Witnessing my pregnant daughter sobbing, broken, desperate and in the darkest of places, hearing her say she could not carry on is, for a mother, the most unbelievable gut wrenching feeling of helplessness.

After trying and realising we could not be offered support for over 48 hours from her case worker; I knew that was unacceptable. I turned to the charity to help us! They did!

The foundation saw my daughter and me within hours. For my daughter, she was listened to and most importantly heard! For me, kind words of support, someone to share my fears with and an overwhelming sense of relief! She was safe!

My daughter was supported throughout her pregnancy, seen weekly.
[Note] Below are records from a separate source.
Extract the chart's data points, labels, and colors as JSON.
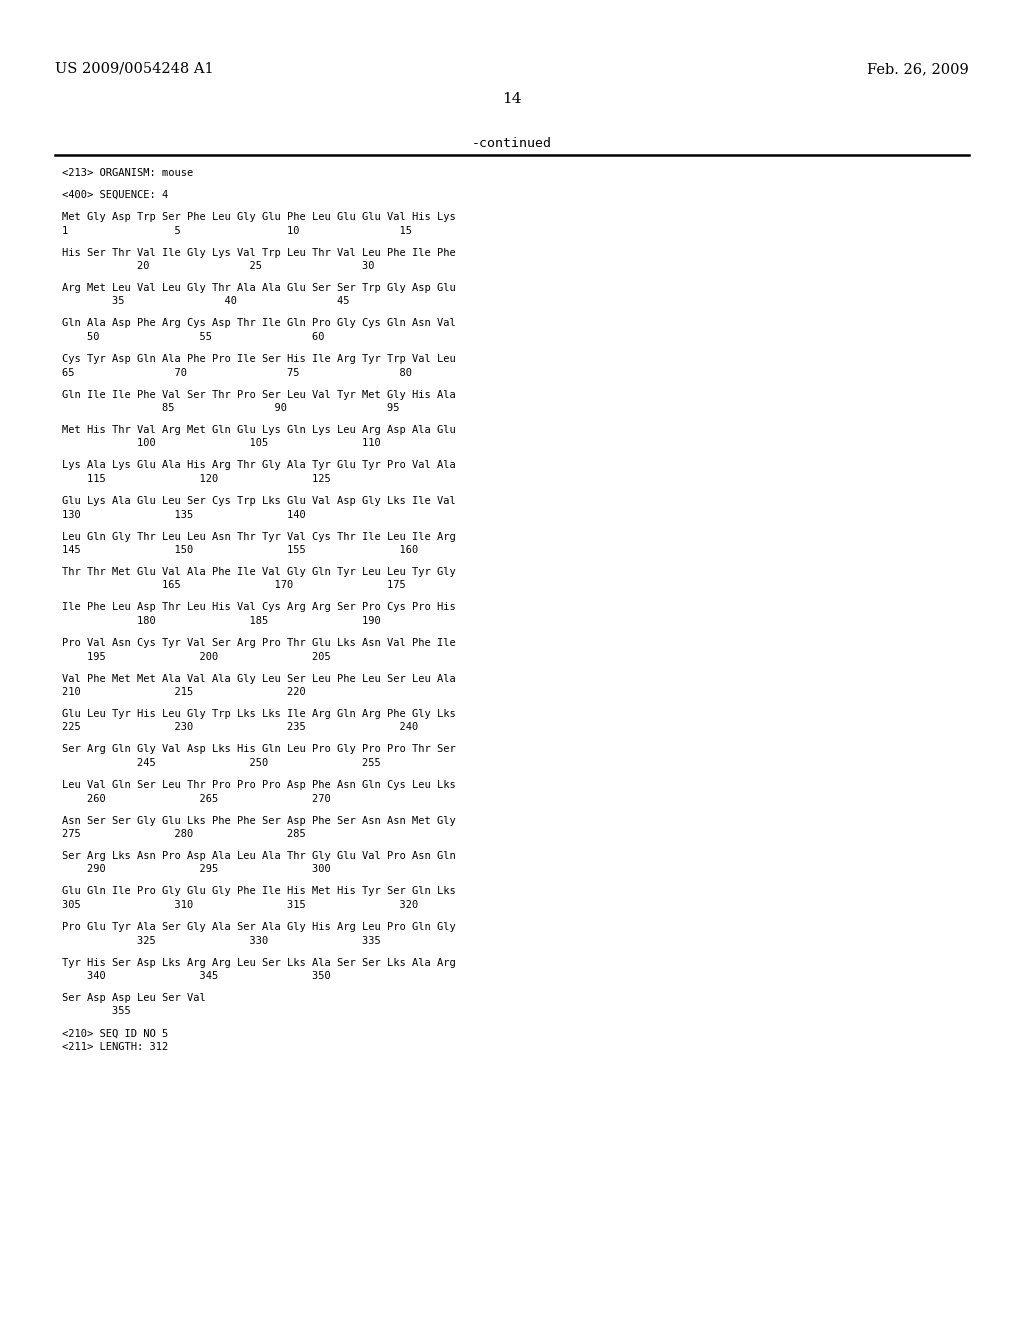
{
  "header_left": "US 2009/0054248 A1",
  "header_right": "Feb. 26, 2009",
  "page_number": "14",
  "continued_label": "-continued",
  "background_color": "#ffffff",
  "text_color": "#000000",
  "content_lines": [
    "<213> ORGANISM: mouse",
    "",
    "<400> SEQUENCE: 4",
    "",
    "Met Gly Asp Trp Ser Phe Leu Gly Glu Phe Leu Glu Glu Val His Lys",
    "1                 5                 10                15",
    "",
    "His Ser Thr Val Ile Gly Lys Val Trp Leu Thr Val Leu Phe Ile Phe",
    "            20                25                30",
    "",
    "Arg Met Leu Val Leu Gly Thr Ala Ala Glu Ser Ser Trp Gly Asp Glu",
    "        35                40                45",
    "",
    "Gln Ala Asp Phe Arg Cys Asp Thr Ile Gln Pro Gly Cys Gln Asn Val",
    "    50                55                60",
    "",
    "Cys Tyr Asp Gln Ala Phe Pro Ile Ser His Ile Arg Tyr Trp Val Leu",
    "65                70                75                80",
    "",
    "Gln Ile Ile Phe Val Ser Thr Pro Ser Leu Val Tyr Met Gly His Ala",
    "                85                90                95",
    "",
    "Met His Thr Val Arg Met Gln Glu Lks Gln Lys Leu Arg Asp Ala Glu",
    "            100               105               110",
    "",
    "Lys Ala Lys Glu Ala His Arg Thr Gly Ala Tyr Glu Tyr Pro Val Ala",
    "    115               120               125",
    "",
    "Glu Lys Ala Glu Leu Ser Cys Trp Lks Glu Val Asp Gly Lys Ile Val",
    "130               135               140",
    "",
    "Leu Gln Gly Thr Leu Leu Asn Thr Tyr Val Cys Thr Ile Leu Ile Arg",
    "145               150               155               160",
    "",
    "Thr Thr Met Glu Val Ala Phe Ile Val Gly Gln Tyr Leu Leu Tyr Gly",
    "                165               170               175",
    "",
    "Ile Phe Leu Asp Thr Leu His Val Cys Arg Arg Ser Pro Cys Pro His",
    "            180               185               190",
    "",
    "Pro Val Asn Cys Tyr Val Ser Arg Pro Thr Glu Lks Asn Val Phe Ile",
    "    195               200               205",
    "",
    "Val Phe Met Met Ala Val Ala Gly Leu Ser Leu Phe Leu Ser Leu Ala",
    "210               215               220",
    "",
    "Glu Leu Tyr His Leu Gly Trp Lks Lks Ile Arg Gln Arg Phe Gly Lys",
    "225               230               235               240",
    "",
    "Ser Arg Gln Gly Val Asp Lks His Gln Leu Pro Gly Pro Pro Thr Ser",
    "            245               250               255",
    "",
    "Leu Val Gln Ser Leu Thr Pro Pro Pro Asp Phe Asn Gln Cys Leu Lks",
    "    260               265               270",
    "",
    "Asn Ser Ser Gly Glu Lks Phe Phe Ser Asp Phe Ser Asn Asn Met Gly",
    "275               280               285",
    "",
    "Ser Arg Lks Asn Pro Asp Ala Leu Ala Thr Gly Glu Val Pro Asn Gln",
    "    290               295               300",
    "",
    "Glu Gln Ile Pro Gly Glu Gly Phe Ile His Met His Tyr Ser Gln Lks",
    "305               310               315               320",
    "",
    "Pro Glu Tyr Ala Ser Gly Ala Ser Ala Gly His Arg Leu Pro Gln Gly",
    "            325               330               335",
    "",
    "Tyr His Ser Asp Lks Arg Arg Leu Ser Lks Ala Ser Ser Lks Ala Arg",
    "    340               345               350",
    "",
    "Ser Asp Asp Leu Ser Val",
    "        355",
    "",
    "<210> SEQ ID NO 5",
    "<211> LENGTH: 312"
  ]
}
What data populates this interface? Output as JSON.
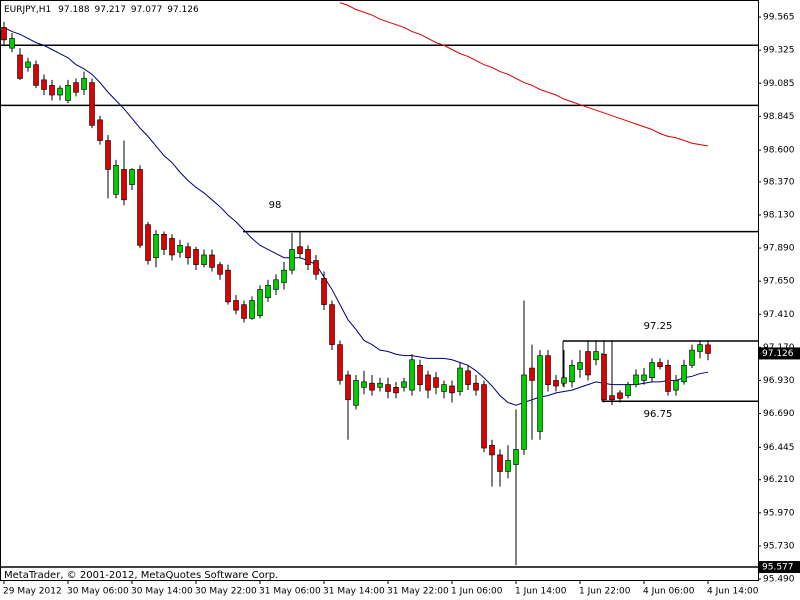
{
  "chart_data": {
    "type": "candlestick",
    "title": "EURJPY,H1",
    "footer": "MetaTrader, © 2001-2012, MetaQuotes Software Corp.",
    "up_color": "#00cc00",
    "down_color": "#dd0000",
    "categories": [
      "29 May 2012",
      null,
      null,
      null,
      null,
      null,
      null,
      null,
      "30 May 06:00",
      null,
      null,
      null,
      null,
      null,
      null,
      null,
      "30 May 14:00",
      null,
      null,
      null,
      null,
      null,
      null,
      null,
      "30 May 22:00",
      null,
      null,
      null,
      null,
      null,
      null,
      null,
      "31 May 06:00",
      null,
      null,
      null,
      null,
      null,
      null,
      null,
      "31 May 14:00",
      null,
      null,
      null,
      null,
      null,
      null,
      null,
      "31 May 22:00",
      null,
      null,
      null,
      null,
      null,
      null,
      null,
      "1 Jun 06:00",
      null,
      null,
      null,
      null,
      null,
      null,
      null,
      "1 Jun 14:00",
      null,
      null,
      null,
      null,
      null,
      null,
      null,
      "1 Jun 22:00",
      null,
      null,
      null,
      null,
      null,
      null,
      null,
      "4 Jun 06:00",
      null,
      null,
      null,
      null,
      null,
      null,
      null,
      "4 Jun 14:00"
    ],
    "ohlc": {
      "open": [
        99.49,
        99.34,
        99.29,
        99.2,
        99.22,
        99.11,
        99.07,
        99.0,
        98.96,
        99.09,
        99.04,
        99.09,
        98.82,
        98.67,
        98.28,
        98.46,
        98.35,
        98.46,
        98.06,
        97.82,
        97.99,
        97.96,
        97.86,
        97.9,
        97.88,
        97.77,
        97.84,
        97.77,
        97.73,
        97.51,
        97.48,
        97.38,
        97.4,
        97.53,
        97.59,
        97.64,
        97.73,
        97.9,
        97.88,
        97.8,
        97.67,
        97.48,
        97.19,
        96.97,
        96.75,
        96.88,
        96.91,
        96.88,
        96.9,
        96.88,
        96.88,
        96.86,
        97.04,
        96.97,
        96.95,
        96.85,
        96.89,
        96.85,
        97.0,
        96.91,
        96.9,
        96.46,
        96.39,
        96.27,
        96.32,
        96.43,
        97.02,
        96.56,
        97.11,
        96.93,
        96.91,
        96.92,
        97.01,
        97.14,
        97.08,
        97.12,
        96.82,
        96.84,
        96.82,
        96.9,
        96.93,
        96.95,
        97.06,
        97.04,
        96.86,
        96.92,
        97.04,
        97.14,
        97.188
      ],
      "high": [
        99.53,
        99.45,
        99.34,
        99.27,
        99.25,
        99.15,
        99.11,
        99.07,
        99.11,
        99.12,
        99.17,
        99.12,
        98.85,
        98.71,
        98.53,
        98.67,
        98.47,
        98.49,
        98.08,
        98.02,
        98.01,
        97.99,
        97.95,
        97.93,
        97.9,
        97.88,
        97.88,
        97.79,
        97.77,
        97.55,
        97.51,
        97.54,
        97.62,
        97.66,
        97.7,
        97.79,
        98.0,
        98.01,
        97.91,
        97.84,
        97.72,
        97.51,
        97.22,
        97.0,
        96.97,
        97.0,
        96.97,
        96.95,
        96.95,
        96.92,
        96.95,
        97.12,
        97.08,
        97.0,
        96.99,
        96.93,
        96.93,
        97.06,
        97.04,
        96.97,
        96.93,
        96.5,
        96.43,
        96.46,
        96.72,
        97.51,
        97.19,
        97.15,
        97.15,
        96.97,
        97.15,
        97.08,
        97.15,
        97.22,
        97.22,
        97.22,
        97.22,
        96.86,
        96.92,
        97.01,
        97.02,
        97.09,
        97.09,
        97.08,
        96.97,
        97.08,
        97.19,
        97.22,
        97.217
      ],
      "low": [
        99.36,
        99.31,
        99.11,
        99.17,
        99.05,
        99.0,
        98.96,
        98.96,
        98.94,
        98.99,
        99.0,
        98.76,
        98.64,
        98.25,
        98.25,
        98.2,
        98.31,
        97.89,
        97.77,
        97.75,
        97.84,
        97.8,
        97.82,
        97.77,
        97.73,
        97.75,
        97.72,
        97.66,
        97.48,
        97.41,
        97.35,
        97.37,
        97.38,
        97.5,
        97.55,
        97.59,
        97.7,
        97.82,
        97.73,
        97.66,
        97.44,
        97.15,
        96.9,
        96.5,
        96.72,
        96.83,
        96.82,
        96.85,
        96.8,
        96.8,
        96.85,
        96.82,
        96.85,
        96.8,
        96.83,
        96.8,
        96.77,
        96.82,
        96.86,
        96.82,
        96.41,
        96.16,
        96.16,
        96.22,
        95.59,
        96.39,
        96.5,
        96.5,
        96.85,
        96.85,
        96.88,
        96.88,
        96.95,
        96.93,
        97.04,
        96.77,
        96.75,
        96.77,
        96.8,
        96.88,
        96.9,
        96.92,
        97.01,
        96.82,
        96.82,
        96.9,
        97.02,
        97.09,
        97.077
      ],
      "close": [
        99.4,
        99.41,
        99.12,
        99.24,
        99.07,
        99.04,
        99.0,
        99.05,
        99.07,
        99.02,
        99.12,
        98.78,
        98.67,
        98.46,
        98.49,
        98.24,
        98.46,
        97.91,
        97.8,
        97.99,
        97.88,
        97.84,
        97.91,
        97.82,
        97.77,
        97.84,
        97.75,
        97.7,
        97.5,
        97.44,
        97.38,
        97.51,
        97.59,
        97.62,
        97.66,
        97.73,
        97.88,
        97.85,
        97.77,
        97.7,
        97.48,
        97.19,
        96.93,
        96.79,
        96.93,
        96.92,
        96.86,
        96.91,
        96.85,
        96.84,
        96.92,
        97.08,
        96.9,
        96.86,
        96.88,
        96.9,
        96.84,
        97.02,
        96.9,
        96.86,
        96.44,
        96.39,
        96.27,
        96.35,
        96.43,
        96.97,
        96.93,
        97.11,
        96.9,
        96.89,
        96.95,
        97.04,
        97.06,
        96.97,
        97.14,
        96.79,
        96.79,
        96.8,
        96.9,
        96.97,
        96.97,
        97.06,
        97.03,
        96.85,
        96.93,
        97.04,
        97.15,
        97.19,
        97.126
      ]
    },
    "series": [
      {
        "color": "#000080",
        "values": [
          99.49,
          99.46,
          99.44,
          99.41,
          99.38,
          99.36,
          99.33,
          99.3,
          99.27,
          99.22,
          99.19,
          99.15,
          99.09,
          99.02,
          98.96,
          98.9,
          98.83,
          98.76,
          98.7,
          98.63,
          98.56,
          98.51,
          98.44,
          98.38,
          98.33,
          98.29,
          98.24,
          98.19,
          98.13,
          98.08,
          98.02,
          97.96,
          97.91,
          97.88,
          97.85,
          97.82,
          97.82,
          97.82,
          97.8,
          97.77,
          97.68,
          97.59,
          97.48,
          97.37,
          97.3,
          97.22,
          97.19,
          97.15,
          97.14,
          97.12,
          97.11,
          97.11,
          97.1,
          97.09,
          97.09,
          97.09,
          97.08,
          97.06,
          97.04,
          97.0,
          96.95,
          96.89,
          96.82,
          96.77,
          96.75,
          96.77,
          96.79,
          96.81,
          96.82,
          96.84,
          96.85,
          96.86,
          96.88,
          96.9,
          96.92,
          96.91,
          96.9,
          96.9,
          96.9,
          96.9,
          96.91,
          96.92,
          96.92,
          96.93,
          96.93,
          96.95,
          96.96,
          96.98,
          96.99
        ]
      },
      {
        "color": "#dd0000",
        "values": [
          null,
          null,
          null,
          null,
          null,
          null,
          null,
          null,
          null,
          null,
          null,
          null,
          null,
          null,
          null,
          null,
          null,
          null,
          null,
          null,
          null,
          null,
          null,
          null,
          null,
          null,
          null,
          null,
          null,
          null,
          null,
          null,
          null,
          null,
          null,
          null,
          null,
          null,
          null,
          null,
          null,
          null,
          99.67,
          99.65,
          99.62,
          99.6,
          99.58,
          99.55,
          99.53,
          99.51,
          99.49,
          99.46,
          99.44,
          99.41,
          99.38,
          99.36,
          99.33,
          99.3,
          99.28,
          99.25,
          99.22,
          99.2,
          99.17,
          99.15,
          99.12,
          99.09,
          99.07,
          99.04,
          99.02,
          99.0,
          98.97,
          98.95,
          98.93,
          98.91,
          98.89,
          98.87,
          98.85,
          98.83,
          98.81,
          98.79,
          98.77,
          98.75,
          98.72,
          98.7,
          98.69,
          98.67,
          98.65,
          98.64,
          98.63
        ]
      }
    ],
    "levels": [
      {
        "value": 99.361
      },
      {
        "value": 98.925
      },
      {
        "value": 98.009
      },
      {
        "value": 97.216
      },
      {
        "value": 96.779
      },
      {
        "value": 95.577
      }
    ],
    "annotations": [
      {
        "text": "98"
      },
      {
        "text": "97.25"
      },
      {
        "text": "96.75"
      }
    ],
    "ylim": [
      95.483,
      99.689
    ],
    "yticks": [
      99.565,
      99.325,
      99.085,
      98.845,
      {
        "value": 98.6,
        "label": "98.600"
      },
      {
        "value": 98.37,
        "label": "98.370"
      },
      {
        "value": 98.13,
        "label": "98.130"
      },
      {
        "value": 97.89,
        "label": "97.890"
      },
      {
        "value": 97.65,
        "label": "97.650"
      },
      {
        "value": 97.41,
        "label": "97.410"
      },
      {
        "value": 97.17,
        "label": "97.170"
      },
      {
        "value": 96.93,
        "label": "96.930"
      },
      {
        "value": 96.69,
        "label": "96.690"
      },
      96.445,
      {
        "value": 96.21,
        "label": "96.210"
      },
      {
        "value": 95.97,
        "label": "95.970"
      },
      {
        "value": 95.73,
        "label": "95.730"
      },
      {
        "value": 95.49,
        "label": "95.490"
      }
    ],
    "grid": false
  }
}
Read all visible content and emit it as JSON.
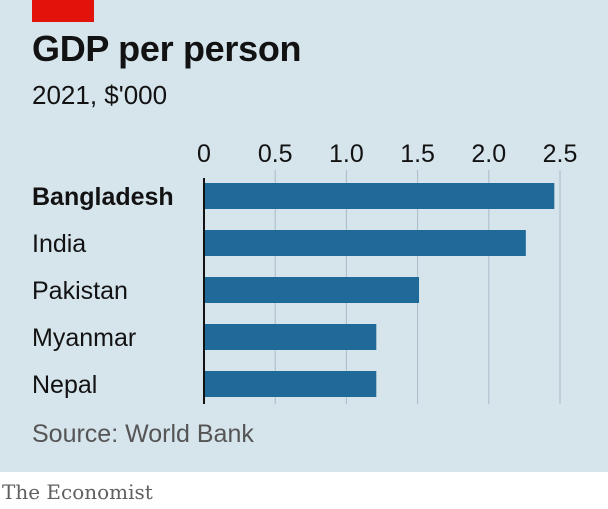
{
  "header": {
    "tag_color": "#e3120b",
    "title": "GDP per person",
    "subtitle": "2021, $'000"
  },
  "footer": {
    "source": "Source: World Bank",
    "brand": "The Economist"
  },
  "chart_data": {
    "type": "bar",
    "orientation": "horizontal",
    "title": "GDP per person",
    "subtitle": "2021, $'000",
    "categories": [
      "Bangladesh",
      "India",
      "Pakistan",
      "Myanmar",
      "Nepal"
    ],
    "highlighted_category": "Bangladesh",
    "values": [
      2.46,
      2.26,
      1.51,
      1.21,
      1.21
    ],
    "xlim": [
      0,
      2.5
    ],
    "ticks": [
      "0",
      "0.5",
      "1.0",
      "1.5",
      "2.0",
      "2.5"
    ],
    "tick_values": [
      0,
      0.5,
      1.0,
      1.5,
      2.0,
      2.5
    ],
    "grid": "vertical",
    "bar_color": "#1f6a99",
    "background": "#d6e4ec"
  }
}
The life coach gave her time to express her anxieties working through them together; she was equipped to help herself feel she could take control, to learn strategies to relax; to cope.

This may seem dramatic but, now I share incredible moments and time with my beautiful daughter and grandchild. We are a loving, supportive family, however the Foundation for Ribble Valley Families came to our help when we needed it the most and we will be forever grateful to them.

Thank you!’

Changing mental health

There's no doubt that coach-counsellor integrationists are working at the cutting-edge of mental health. We are the trailblazers for a new wave of practitioners who are prepared to challenge the old ways and the status quo. We refuse to be tied to a one-model-for-every-client approach.

It's a privilege to be working in mental health right now. Although there are social and financial challenges, never in recent history have people been prepared to be so open about their own emotional well-being. Prince Harry’s honesty will do even more to help.